La chute de Byju’s: du sommet à la faillite
C'est une descente aux enfers qui secoue le monde des startups indiennes. Byju's, le fleuron de l'edtech un temps valorisé à 22 milliards de dollars, se retrouve aujourd'hui en procédure d'insolvabilité. Un tribunal indien a en effet initié mardi cette procédure en réponse à une pétition du Conseil de contrôle du cricket en Inde (BCCI), créancier de près de 19 millions de dollars. Un premier glas pour cette licorne autrefois tant adulée.
L'ascension fulgurante de Byju's
Fondée en 2011 par Byju Raveendran, Byju's a connu une croissance météorique dans le sillage de l'essor du marché de l'edtech en Inde. Sa plateforme d'apprentissage en ligne, mêlant vidéos, exercices interactifs et suivi personnalisé, a rapidement séduit étudiants et investisseurs. En juillet 2021, Byju's atteignait une valorisation record de 16,5 milliards de dollars.
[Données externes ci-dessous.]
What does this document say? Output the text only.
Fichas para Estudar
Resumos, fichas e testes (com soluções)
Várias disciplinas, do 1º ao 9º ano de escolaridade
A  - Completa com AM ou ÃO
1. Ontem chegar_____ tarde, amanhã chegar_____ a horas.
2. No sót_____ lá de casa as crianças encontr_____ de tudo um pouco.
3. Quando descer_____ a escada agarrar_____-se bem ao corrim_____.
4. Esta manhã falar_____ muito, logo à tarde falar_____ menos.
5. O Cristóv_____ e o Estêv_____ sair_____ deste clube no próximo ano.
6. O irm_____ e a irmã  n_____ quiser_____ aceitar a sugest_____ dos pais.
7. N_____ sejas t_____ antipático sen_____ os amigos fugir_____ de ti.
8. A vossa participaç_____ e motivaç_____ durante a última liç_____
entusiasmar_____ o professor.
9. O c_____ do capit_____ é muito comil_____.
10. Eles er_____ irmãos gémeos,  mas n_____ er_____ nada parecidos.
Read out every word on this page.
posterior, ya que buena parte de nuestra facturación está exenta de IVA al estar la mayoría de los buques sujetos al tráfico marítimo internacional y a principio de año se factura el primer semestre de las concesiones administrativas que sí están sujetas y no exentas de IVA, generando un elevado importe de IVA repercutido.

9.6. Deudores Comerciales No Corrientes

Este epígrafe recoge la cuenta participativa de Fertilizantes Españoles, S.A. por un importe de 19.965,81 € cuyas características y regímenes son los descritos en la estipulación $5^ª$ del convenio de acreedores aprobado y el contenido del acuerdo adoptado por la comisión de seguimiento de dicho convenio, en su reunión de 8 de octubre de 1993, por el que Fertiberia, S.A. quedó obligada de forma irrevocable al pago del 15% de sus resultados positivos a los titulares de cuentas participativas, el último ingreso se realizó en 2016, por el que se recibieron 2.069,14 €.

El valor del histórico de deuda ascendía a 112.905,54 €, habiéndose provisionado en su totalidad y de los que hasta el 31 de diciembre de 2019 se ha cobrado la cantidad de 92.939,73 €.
L'appétit de la licorne semblait alors sans limite. Multiplication des levées de fonds, acquisitions à tour de bras, Byju Raveendran ne lésinait pas sur les moyens pour asseoir la domination de sa startup. Le parrainage de l'équipe de cricket indienne en 2019, pour près de 55 millions de dollars, en était le symbole éclatant.
Les premiers signes de fêlure
Mais derrière l'histoire dorée, les premiers nuages s'amoncelaient. Dès 2022, Byju's accumule les retards dans la publication de ses résultats financiers. Lorsqu'ils sont dévoilés, c'est la douche froide : les revenus sont plus de 50% inférieurs aux projections.
Les investisseurs commencent à s'inquiéter de la gouvernance de l'entreprise et de la gestion opaque de Byju Raveendran.
- Un investisseur de Byju's
Les départs s'enchaînent au conseil d'administration, de même que la démission fracassante de l'auditeur. En signe de protestation, les investisseurs de premier plan comme Prosus et Peak XV entament une bataille judiciaire pour évincer le fondateur.
L'effondrement de la valorisation
Le coup de grâce intervient début 2023, quand Byju's divise par 1000 sa valorisation pour une levée de fonds en droit préférentiel, la faisant chuter à seulement 25 millions de dollars. BlackRock, investisseur minoritaire, passe dans la foulée la valeur de sa participation à zéro. Le signal est dévastateur.
Acculé, Byju Raveendran tente de négocier un rééchelonnement de la dette de 1,2 milliard de dollars de la société. Peine perdue. Avec la procédure d'insolvabilité, c'est un administrateur intérimaire qui prend désormais les rênes, sonnant la fin de règne du fondateur.
Et maintenant ?
Si Byju's compte faire appel de la décision, l'horizon s'assombrit pour l'ex-pépite. Créanciers, employés et fournisseurs sont invités à déposer leurs réclamations, laissant présager d'âpres négociations. La restructuration s'annonce douloureuse.
Au-delà de Byju's, c'est tout le secteur indien de l'edtech qui vacille sur ses bases. Confronté à un marché post-Covid en berne, à des valorisations en chute libre et à des investisseurs échaudés, le modèle des startups éducatives est plus que jamais remis en question. L'avenir dira si la débâcle de Byju's était une exception ou le symptôme d'un mal plus profond.